Admittedly, we could define flags for larger fields later, but I have 
shown above that new flags would be undeployable.

*2.10/ Random access to options needs motivating*
Quoting S3.3:

    Flags allow random access, for instance [...]

There might be a case for GUE to use a protocol heap rather than a stack 
[Braden03]. If so, please motivate it.

[Braden03] Braden, R., Faber, T. & Handley, M., "From Protocol Stack to 
Protocol Heap: Role-Based Architecture 
<http://doi.acm.org/10.1145/774763.774765>," ACM SIGCOMM Computer 
Communication Review 33:17--22 ACM (January 2003)


_*3/ STATE*__*
*_
*3.1/ Per-connection**state vs. ***stateless connections* but per-tunnel 
state**
*
The GUE draft does not suggest a mechanism for GUE endpoints to apply 
connection semantics.

* For transport encap the GUT draft suggests an approach that uses 
per-flow state (see the example given in Figure 4 in 
draft-manner-tsvwg-gut-02 
<https://tools.ietf.org/html/draft-manner-tsvwg-gut-02#section-3.4>).
* For network encap a stateless approach is proposed in my separate 
email (see C1/ "Stateless Connection Semantics"). Statelessness is 
important to simplify migration during load-balancing, failures etc.

The 'shared fate' resilience principle [Clark88] maintains that a system 
should avoid reliance on flow-state held on the path, preferring to hold 
state solely at the endpoints. One could argue that, in transport encap 
mode, the GUE endpoints are on the end hosts, and therefore, the 
communication path is resilient because if GUE flow state is lost 
because an end host fails, the communication will have failed anyway. 
However, strictly, a GUE endpoint process is likely to be separate 
(perhaps even in NIC hardware) so it could fail independently of the 
true endpoint process of the connection.

So it would be ideal to use a stateless approach for both network and 
transport encap. However, the best stateless approach I could come up 
with (if it works at all) requires some coordination and hence one-off 
set-up latency between the GUE endpoints. Therefore, stateless 
connections will be:
* more appropriate for network encap (usually long-lived tunnels); and
* less useful for transport encap (opportunistic per connection).
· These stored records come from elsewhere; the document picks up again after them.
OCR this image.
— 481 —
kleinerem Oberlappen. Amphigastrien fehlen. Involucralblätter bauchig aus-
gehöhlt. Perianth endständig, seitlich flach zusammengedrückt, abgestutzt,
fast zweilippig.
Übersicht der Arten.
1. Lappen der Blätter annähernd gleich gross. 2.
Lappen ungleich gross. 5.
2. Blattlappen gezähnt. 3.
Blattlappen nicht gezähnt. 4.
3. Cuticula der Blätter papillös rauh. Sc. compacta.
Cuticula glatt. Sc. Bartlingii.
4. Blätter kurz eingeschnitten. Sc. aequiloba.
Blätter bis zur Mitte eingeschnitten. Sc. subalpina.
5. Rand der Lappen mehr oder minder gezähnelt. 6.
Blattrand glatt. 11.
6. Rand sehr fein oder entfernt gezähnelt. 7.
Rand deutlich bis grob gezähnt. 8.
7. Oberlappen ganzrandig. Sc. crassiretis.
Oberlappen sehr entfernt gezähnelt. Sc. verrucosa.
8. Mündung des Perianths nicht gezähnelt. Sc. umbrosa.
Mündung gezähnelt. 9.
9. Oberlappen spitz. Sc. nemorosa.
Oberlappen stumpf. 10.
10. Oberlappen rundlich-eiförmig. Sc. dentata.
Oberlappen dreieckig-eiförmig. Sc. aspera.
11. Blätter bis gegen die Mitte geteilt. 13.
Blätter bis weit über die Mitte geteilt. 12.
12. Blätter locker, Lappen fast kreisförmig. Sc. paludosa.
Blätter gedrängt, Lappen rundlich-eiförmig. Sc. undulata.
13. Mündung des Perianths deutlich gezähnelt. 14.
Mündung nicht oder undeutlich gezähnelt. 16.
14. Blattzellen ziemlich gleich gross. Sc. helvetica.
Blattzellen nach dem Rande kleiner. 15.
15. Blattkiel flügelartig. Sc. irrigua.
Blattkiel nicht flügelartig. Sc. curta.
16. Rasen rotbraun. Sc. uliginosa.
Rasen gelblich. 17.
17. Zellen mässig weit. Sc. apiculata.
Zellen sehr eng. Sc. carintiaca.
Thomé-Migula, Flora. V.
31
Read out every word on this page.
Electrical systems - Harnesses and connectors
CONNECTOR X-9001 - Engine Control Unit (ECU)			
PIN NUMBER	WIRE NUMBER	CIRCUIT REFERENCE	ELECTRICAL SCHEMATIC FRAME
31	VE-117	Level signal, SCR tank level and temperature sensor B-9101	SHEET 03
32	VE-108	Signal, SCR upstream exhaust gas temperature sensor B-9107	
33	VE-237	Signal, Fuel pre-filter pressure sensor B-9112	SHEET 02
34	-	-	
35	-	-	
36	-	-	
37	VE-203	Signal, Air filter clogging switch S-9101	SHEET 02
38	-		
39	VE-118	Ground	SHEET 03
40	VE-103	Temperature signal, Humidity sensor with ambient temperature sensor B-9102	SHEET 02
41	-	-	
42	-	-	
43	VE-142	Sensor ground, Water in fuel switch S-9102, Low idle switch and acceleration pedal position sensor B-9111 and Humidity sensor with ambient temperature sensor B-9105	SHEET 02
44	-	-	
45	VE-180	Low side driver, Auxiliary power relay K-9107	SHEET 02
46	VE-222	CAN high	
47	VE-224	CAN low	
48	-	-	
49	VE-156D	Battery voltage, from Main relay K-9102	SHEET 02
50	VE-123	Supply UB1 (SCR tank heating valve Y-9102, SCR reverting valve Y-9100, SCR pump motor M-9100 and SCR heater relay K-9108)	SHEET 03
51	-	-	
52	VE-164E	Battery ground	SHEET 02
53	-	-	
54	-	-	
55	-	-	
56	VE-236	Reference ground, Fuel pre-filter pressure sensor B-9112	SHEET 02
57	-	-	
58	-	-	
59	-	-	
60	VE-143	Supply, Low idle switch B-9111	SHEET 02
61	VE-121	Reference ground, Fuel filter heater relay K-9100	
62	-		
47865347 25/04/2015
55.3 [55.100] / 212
To summarize, it is likely that the stateful approach will be used, at 
least for some GUE encapsulators in transport mode. Therefore, for the 
transport encap mode at least, the draft needs to consider per-flow 
state and its management (see following section).

[Clark88] Clark, D.D., "The design philosophy of the DARPA internet 
protocols," Proc. ACM SIGCOMM'88, Computer Communication Review 
18(4):106--114 (August 1988)

*3.2/ Transport encap with **Connection Semantics: Flow state management**
*
Hosts already maintain flow-state for each connection in progress. To 
support GUE in transport encap mode, it is trivial for the hosts at each 
end to associate a little extra state with the existing state of each 
inner flow:
* At the initiator end, it needs no flow-state to receive GUE packets, 
but in order to send GUE packets, it associates the original (inner) 
flow's ID with the source port it will use in the UDP outer to send 
every GUE packet.
* At the responder end, it has to associate the inner flow ID with the 
source port in arriving GUE UDP outer headers. It needs this so that, 
when the inner flow sends out packets, the GUE encapsulator can 
intercept them and encapsulate them with a GUE header, using the stored 
source port as the destination port.
* Any error messages returned from the responder also need to be 
encapsulated in the same way.

Also, the draft needs to specify:
* that a GUE transport decap ought to protect itself against DDoS by not 
storing flow state if no associated socket is open;
* how long to time out unused flow state;
* what to do with a packet if the necessary flow state is not present;

*3.3/ Keepalives for middlebox flow state**
*
Middleboxes, such as firewalls and NATs time out the pin-hole associated 
with UDP flow-state fairly rapidly, but rarely less than 15s [RFC5405]. 
RFC5405 rightly says that an application that uses UDP should be 
responsible for recovering a timed out connection, rather than the stack 
sending keepalives to hold open a connection, when it doesn't actually 
know whether the application still wants the connection open.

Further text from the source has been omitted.